We and those around us: some thoughts about living in community

‘The nation doesn’t simply need what we have. It needs what we are.’ Edith Stein (1891–1942)

For any community to thrive, whether it’s a town, a school, a business or even a nation, its members need to be able to live together and form meaningful relationships. It also requires an economy of giving and receiving, in which people take on particular roles and show a willingness to contribute to the flourishing of all. This, in turn, will only happen if relationships are defined by trust, loyalty, and mutual fulfilment.

To establish relationships of this nature, we need a sense of self-awareness, and I would like to suggest that, maybe paradoxically, we will obtain the truest perspective of ourselves if we are rooted in a flourishing community. For most of us, our first community in which we discover who we are consists of our family, and in later life school, university, workplace and neighbourhood provide a framework in which we find our own particular place.

One of the problems we face in our current society, I believe, is the erosion of communities built on trust and mutual flourishing, as they are replaced by apparent online communities (such as Facebook) or groups where relationships are based on an unhealthy interdependence and a quest for power, such as fundamentalist groups and gangs. So, rebuilding a thriving community will go hand-in-hand with reclaiming our true identity. Here, for me, the Christian faith offers not only a helpful, but I would say necessary starting point: that is that ‘who we are’ is not something we need to invent, but we need to discover it. The difference here is that our identity is God-given, it is not something we have to invent or ‘make’ ourselves. To some non-believers this may sound like a great and unnecessary restriction on our freedom, should we not be able to determine our own identity and destiny? However, on the contrary, I would argue that it offers us a great relief, because in a sense, already we have been given what we are trying to establish.
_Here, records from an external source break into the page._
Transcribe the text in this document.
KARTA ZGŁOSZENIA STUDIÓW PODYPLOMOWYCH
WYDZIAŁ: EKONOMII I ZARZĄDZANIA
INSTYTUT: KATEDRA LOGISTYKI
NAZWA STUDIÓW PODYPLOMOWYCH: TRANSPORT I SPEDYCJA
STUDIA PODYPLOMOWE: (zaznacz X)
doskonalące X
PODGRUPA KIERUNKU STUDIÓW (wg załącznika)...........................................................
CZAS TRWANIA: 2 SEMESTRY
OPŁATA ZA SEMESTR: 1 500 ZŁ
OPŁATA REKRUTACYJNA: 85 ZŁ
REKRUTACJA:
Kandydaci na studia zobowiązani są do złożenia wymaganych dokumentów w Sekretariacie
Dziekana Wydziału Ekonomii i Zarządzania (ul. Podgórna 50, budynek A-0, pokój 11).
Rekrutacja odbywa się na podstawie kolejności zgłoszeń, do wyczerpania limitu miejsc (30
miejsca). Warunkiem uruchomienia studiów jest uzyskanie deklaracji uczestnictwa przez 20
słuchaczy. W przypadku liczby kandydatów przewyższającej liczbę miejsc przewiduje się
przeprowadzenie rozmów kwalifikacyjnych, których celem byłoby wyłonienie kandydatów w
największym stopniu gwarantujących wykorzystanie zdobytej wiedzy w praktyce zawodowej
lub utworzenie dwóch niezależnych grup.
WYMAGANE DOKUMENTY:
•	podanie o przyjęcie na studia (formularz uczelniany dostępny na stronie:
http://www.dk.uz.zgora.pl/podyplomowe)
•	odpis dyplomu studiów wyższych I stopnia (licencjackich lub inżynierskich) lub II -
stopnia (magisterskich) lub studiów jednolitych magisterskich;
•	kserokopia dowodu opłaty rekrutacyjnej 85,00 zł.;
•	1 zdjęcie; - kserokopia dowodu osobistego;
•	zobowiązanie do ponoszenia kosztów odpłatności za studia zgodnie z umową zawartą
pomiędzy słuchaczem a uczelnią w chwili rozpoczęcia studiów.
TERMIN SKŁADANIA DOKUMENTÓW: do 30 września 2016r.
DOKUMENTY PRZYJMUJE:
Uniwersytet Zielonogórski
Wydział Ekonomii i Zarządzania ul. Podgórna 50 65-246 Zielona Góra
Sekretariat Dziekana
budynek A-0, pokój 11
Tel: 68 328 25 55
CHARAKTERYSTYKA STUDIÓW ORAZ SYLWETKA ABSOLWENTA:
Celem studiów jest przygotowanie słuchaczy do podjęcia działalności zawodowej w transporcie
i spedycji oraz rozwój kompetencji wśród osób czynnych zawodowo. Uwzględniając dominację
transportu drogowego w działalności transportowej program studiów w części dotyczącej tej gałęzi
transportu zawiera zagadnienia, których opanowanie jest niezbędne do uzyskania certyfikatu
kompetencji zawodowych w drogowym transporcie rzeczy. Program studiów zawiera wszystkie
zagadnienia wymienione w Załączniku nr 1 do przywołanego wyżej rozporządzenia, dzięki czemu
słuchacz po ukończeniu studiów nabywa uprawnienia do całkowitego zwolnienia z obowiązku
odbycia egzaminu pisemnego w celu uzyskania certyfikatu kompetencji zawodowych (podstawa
I believe that a stronger sense of our being as a gift, to be discovered in the encounter with others, will release us to see how we can use who we are for the common good, instead of becoming caught up in anxiety over who we need to make ourselves, in isolation from or competition with others. In turn, that realisation will enable us to not only live a truer and freer life, but also to imagine and build a society in which all can flourish and thrive.